As most of the deaths in patients with critical limb ischemia are caused by coronary disease and stroke, the key to improving long-term mortality lies in treating modifiable atherosclerosis risk factors. However, many prior studies show that risk factor modification in patients with critical limb ischemia is suboptimal. In other reports of revascularization for critical limb ischemia, the use of statin therapy ranges from 34% to 46% and antiplatelet therapy ranges from 58% to 80%.6,14,15 In our series, 90% of patients with claudication and 82% of patients with critical limb ischemia were treated with statin therapy and all patients were on at least one antiplatelet agent. Although the number of events was small, prior statin and clopidogrel use in our study was associated with lower mortality and lower amputation rates.
Limitations
Our study is retrospective and included a relatively small number of patients with critical limb ischemia. Although we found no substantial difference in patency and repeat revascularization outcomes between claudication and critical limb ischemia, the hazard ratios were slightly higher with critical limb ischemia, and may be statistically significant with greater numbers of critical limb ischemia patients.
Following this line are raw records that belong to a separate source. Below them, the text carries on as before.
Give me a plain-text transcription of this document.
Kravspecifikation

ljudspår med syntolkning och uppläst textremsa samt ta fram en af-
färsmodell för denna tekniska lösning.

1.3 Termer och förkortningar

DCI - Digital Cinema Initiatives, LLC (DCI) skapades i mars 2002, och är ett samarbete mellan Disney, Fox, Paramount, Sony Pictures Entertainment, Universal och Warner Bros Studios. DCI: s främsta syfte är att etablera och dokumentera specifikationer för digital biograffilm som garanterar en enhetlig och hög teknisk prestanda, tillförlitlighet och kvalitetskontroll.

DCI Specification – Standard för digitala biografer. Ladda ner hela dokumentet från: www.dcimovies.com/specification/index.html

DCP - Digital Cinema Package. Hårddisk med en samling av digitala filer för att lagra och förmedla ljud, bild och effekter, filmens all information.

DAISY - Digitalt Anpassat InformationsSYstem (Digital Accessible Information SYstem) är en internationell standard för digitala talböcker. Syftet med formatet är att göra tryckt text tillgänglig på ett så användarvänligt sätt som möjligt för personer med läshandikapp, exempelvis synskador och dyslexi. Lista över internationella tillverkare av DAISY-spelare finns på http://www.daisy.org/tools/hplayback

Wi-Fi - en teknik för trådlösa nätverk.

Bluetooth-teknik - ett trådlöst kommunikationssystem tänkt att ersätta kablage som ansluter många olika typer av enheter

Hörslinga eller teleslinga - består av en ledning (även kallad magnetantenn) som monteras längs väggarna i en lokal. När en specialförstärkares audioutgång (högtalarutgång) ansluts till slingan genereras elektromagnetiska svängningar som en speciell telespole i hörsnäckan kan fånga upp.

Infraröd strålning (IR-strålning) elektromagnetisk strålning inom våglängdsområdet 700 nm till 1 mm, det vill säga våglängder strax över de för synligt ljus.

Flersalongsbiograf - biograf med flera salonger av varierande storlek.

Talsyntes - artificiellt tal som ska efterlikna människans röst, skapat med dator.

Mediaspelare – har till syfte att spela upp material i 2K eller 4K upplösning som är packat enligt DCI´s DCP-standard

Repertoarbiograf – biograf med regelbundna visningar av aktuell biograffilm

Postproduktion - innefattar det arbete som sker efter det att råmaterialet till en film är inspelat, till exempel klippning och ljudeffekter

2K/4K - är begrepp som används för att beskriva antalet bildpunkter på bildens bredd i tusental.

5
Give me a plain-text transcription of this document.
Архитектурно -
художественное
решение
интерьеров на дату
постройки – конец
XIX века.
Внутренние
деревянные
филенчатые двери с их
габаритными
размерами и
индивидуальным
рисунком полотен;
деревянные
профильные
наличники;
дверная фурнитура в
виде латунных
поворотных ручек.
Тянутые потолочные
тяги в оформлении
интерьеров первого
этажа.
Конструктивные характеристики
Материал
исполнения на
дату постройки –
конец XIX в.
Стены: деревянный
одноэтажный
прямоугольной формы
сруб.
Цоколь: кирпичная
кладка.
Poorer runoff was not associated with patency or revascularization, but was associated with death and amputation. Other studies of critical limb ischemia suggest poorer runoff is associated with worse patency. 16 Our study suggests that poorer tibial and peroneal artery patency is more common in critical limb ischemia and likely reflects more extensive atherosclerosis and worse patient outcomes.
Conclusion
While long-term death and amputation rates are higher in patients with critical limb ischemia compared to claudicants, percutaneous revascularization is associated with similar long-term durability in both groups. Intensive treatment of atherosclerosis risk factors and surveillance for restenosis likely contribute to improving the long-term outcomes with both manifestations of peripheral artery disease.
Footnotes
This research received no specific grant from any funding agency in the public, commercial, or not-for-profit sectors.
The authors have no conflicts of interest to disclose.